Walk was 9-2 in ’92 and was used as both a starter and reliever. When the Pirates returned to the NLCS he was used out of the pen three times against the Braves. He did well, earning a save and allowing only two runs in 9.1 frames but Atlanta took the series. Walk switched back and forth from starter to reliever during the ’92 season. Again he thrived in this role with a 3.20 ERA in 135 innings. The Pirates and Braves met again in the ‘92 NLCS. Walk was roughed up in a relief outing Game 2, but was fantastic in his Game 5 start. Walk allowed just three hits and one run in a complete game victory that kept the Bucs hopes alive. Atlanta ended Pittsburgh’s playoff run, and after three consecutive NL East titles the franchise hasn’t returned to the postseason.

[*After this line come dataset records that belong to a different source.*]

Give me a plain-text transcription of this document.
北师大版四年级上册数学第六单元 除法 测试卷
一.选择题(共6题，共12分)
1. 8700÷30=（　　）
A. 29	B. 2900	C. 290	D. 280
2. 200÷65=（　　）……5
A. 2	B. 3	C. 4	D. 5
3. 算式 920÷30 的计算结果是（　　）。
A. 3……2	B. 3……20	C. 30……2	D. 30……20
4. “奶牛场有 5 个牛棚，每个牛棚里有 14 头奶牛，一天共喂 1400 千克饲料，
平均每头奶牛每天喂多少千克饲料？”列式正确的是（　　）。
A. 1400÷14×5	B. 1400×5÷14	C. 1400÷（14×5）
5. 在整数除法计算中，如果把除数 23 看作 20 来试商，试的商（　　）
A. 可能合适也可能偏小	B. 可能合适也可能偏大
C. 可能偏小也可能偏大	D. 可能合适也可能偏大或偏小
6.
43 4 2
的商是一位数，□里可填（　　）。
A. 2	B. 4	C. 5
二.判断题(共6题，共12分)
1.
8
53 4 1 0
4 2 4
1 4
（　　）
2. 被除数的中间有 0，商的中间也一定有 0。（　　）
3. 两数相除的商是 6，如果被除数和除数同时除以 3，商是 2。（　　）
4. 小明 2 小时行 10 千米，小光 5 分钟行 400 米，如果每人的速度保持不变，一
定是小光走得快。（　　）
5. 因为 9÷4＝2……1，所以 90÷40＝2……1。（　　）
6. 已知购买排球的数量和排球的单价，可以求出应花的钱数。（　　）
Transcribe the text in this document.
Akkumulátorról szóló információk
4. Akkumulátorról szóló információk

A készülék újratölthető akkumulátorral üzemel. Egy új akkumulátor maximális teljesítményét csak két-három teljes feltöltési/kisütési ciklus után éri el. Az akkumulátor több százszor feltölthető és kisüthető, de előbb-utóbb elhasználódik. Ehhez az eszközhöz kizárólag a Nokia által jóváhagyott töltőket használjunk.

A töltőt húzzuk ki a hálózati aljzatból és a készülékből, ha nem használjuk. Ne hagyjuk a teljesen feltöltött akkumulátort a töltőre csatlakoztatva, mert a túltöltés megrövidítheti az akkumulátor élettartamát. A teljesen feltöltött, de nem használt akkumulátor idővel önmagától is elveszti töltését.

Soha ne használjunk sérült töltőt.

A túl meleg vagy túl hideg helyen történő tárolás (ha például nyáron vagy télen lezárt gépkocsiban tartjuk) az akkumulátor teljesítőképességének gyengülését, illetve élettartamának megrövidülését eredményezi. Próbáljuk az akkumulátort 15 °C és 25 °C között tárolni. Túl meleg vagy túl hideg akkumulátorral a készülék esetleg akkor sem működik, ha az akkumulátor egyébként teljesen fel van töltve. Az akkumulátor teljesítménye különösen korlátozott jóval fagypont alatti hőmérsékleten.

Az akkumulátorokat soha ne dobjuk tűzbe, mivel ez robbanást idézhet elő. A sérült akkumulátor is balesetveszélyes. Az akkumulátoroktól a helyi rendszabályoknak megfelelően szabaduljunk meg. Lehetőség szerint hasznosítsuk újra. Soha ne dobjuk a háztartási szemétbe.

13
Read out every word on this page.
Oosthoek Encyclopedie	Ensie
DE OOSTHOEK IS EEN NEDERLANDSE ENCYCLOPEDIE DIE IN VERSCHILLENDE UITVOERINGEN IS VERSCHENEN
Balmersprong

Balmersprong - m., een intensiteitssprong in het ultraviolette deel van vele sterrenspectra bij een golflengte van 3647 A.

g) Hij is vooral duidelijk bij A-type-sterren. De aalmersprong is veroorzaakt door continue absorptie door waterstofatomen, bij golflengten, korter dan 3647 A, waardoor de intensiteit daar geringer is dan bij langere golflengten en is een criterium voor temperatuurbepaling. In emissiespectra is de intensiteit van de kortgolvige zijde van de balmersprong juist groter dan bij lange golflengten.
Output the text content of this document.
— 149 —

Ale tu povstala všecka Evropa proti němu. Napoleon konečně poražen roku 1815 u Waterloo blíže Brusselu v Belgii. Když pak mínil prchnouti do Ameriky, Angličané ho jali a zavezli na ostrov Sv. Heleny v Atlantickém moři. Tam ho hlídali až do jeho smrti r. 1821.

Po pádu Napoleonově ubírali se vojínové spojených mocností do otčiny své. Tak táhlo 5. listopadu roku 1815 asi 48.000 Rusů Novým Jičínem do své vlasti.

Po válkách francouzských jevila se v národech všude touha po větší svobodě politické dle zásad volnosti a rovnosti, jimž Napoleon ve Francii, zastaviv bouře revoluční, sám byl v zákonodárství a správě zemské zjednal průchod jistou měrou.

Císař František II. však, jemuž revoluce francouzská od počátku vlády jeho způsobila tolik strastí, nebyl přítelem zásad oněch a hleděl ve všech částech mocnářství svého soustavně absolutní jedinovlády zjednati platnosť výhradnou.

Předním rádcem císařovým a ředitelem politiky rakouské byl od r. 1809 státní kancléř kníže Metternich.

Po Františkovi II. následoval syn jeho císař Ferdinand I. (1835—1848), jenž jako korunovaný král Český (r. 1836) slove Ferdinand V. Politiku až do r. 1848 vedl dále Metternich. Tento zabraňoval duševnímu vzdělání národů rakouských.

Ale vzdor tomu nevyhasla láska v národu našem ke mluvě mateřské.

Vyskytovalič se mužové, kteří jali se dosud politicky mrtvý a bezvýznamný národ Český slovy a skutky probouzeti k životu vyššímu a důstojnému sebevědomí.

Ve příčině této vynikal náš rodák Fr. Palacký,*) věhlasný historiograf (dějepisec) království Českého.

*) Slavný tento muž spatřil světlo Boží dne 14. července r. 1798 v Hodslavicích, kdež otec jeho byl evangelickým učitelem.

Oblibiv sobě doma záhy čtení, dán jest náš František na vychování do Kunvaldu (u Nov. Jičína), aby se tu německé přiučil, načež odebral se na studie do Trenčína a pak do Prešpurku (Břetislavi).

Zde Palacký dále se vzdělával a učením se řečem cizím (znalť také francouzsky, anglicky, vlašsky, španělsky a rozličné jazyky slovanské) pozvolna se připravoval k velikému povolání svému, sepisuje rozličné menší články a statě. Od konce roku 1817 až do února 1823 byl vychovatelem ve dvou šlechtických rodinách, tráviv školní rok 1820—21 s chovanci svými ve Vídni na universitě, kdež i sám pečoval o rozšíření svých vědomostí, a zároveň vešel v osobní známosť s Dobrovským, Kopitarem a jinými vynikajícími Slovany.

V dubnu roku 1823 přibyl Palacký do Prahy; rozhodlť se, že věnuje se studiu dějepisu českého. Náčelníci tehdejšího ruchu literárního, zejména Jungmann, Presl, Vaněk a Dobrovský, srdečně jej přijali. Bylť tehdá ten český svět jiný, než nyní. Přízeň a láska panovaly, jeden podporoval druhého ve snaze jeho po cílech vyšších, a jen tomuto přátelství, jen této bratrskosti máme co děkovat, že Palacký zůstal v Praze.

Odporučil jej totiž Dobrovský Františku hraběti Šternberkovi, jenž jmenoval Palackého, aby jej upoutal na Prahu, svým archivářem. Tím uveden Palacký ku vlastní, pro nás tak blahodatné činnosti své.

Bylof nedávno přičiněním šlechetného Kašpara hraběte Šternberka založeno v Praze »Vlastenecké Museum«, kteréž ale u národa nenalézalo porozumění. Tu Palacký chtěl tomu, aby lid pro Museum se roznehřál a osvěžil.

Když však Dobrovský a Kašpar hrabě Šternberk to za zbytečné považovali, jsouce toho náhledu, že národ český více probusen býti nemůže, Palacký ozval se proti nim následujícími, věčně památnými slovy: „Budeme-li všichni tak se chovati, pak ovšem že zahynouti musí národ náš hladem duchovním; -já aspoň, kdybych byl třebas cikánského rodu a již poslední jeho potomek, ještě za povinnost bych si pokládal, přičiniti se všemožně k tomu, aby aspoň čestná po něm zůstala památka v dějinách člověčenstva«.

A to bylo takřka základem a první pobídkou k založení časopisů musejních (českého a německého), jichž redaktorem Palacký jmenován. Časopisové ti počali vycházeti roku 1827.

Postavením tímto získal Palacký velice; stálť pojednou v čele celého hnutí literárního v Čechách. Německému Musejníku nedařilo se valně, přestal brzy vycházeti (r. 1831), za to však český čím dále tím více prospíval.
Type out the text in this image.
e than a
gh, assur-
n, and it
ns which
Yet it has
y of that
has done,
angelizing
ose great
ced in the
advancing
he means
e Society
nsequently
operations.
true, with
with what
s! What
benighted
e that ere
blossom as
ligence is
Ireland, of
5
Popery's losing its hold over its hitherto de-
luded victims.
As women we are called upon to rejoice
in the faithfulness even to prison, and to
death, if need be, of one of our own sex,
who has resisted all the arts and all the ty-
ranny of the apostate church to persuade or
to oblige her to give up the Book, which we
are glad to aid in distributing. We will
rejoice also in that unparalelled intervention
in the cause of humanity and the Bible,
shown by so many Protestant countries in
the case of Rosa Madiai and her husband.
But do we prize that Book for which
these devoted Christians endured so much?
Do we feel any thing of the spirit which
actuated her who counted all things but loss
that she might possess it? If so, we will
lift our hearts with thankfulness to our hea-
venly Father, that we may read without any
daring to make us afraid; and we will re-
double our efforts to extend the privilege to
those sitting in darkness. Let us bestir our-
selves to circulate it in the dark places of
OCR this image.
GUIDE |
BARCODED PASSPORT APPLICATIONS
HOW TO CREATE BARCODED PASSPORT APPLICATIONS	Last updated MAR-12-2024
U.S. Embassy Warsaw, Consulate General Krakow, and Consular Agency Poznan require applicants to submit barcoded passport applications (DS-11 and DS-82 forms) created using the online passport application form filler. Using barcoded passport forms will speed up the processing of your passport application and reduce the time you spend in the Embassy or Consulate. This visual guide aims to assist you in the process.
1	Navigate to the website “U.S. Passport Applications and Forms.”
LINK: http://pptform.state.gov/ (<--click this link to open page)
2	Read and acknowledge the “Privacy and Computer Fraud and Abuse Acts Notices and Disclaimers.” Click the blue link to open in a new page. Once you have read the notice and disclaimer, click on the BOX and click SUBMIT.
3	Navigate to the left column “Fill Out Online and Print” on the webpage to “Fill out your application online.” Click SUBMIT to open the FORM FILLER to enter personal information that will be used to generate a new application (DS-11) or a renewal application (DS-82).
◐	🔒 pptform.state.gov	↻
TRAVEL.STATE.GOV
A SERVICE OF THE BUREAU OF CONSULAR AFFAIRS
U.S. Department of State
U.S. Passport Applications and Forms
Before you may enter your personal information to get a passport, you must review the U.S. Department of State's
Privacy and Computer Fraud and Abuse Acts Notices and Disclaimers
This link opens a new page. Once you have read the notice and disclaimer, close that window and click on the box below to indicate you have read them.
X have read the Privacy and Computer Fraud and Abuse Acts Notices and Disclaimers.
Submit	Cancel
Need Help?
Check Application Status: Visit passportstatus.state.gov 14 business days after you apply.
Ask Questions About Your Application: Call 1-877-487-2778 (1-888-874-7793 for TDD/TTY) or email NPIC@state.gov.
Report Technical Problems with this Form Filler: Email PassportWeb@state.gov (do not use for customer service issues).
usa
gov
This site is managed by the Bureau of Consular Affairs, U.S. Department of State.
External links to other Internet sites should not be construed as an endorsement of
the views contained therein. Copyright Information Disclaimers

Walk was a starter in ’93 and although he tied his career best with 13 wins, he took his lumps with a WHIP of 1.519 and his 5.68 ERA. Walk was released at the season’s conclusion and he called it a career.
Stuff: Two-seam fastball, curve, slider, change
Flipside: Walk struck out 150 at single-A Peninsula and 135 at double-A Reading but he never struck out more than 94 in a major league season.
Oddball: In a 1998 USA Today Baseball Weekly Poll asking readers to vote for the player they would pay the most to watch, Bob Walk received two votes. When asked for a comment, Walk replied "I didn't know my kids subscribed to Baseball Weekly".
History: Bob Walk compiled a 105-81 record in his 14 year career. He pitched in 350 games, 259 starts with a 4.03 ERA (ERA+ 93). He seemed to do well when he wasn't a full time starter and was a valuable member of the Pirates early 90's squad that won three divisions in a row. He won a World Series with the Phillies and was once an All-Star.
Today Walk provides color commentary on Pirates broadcasts.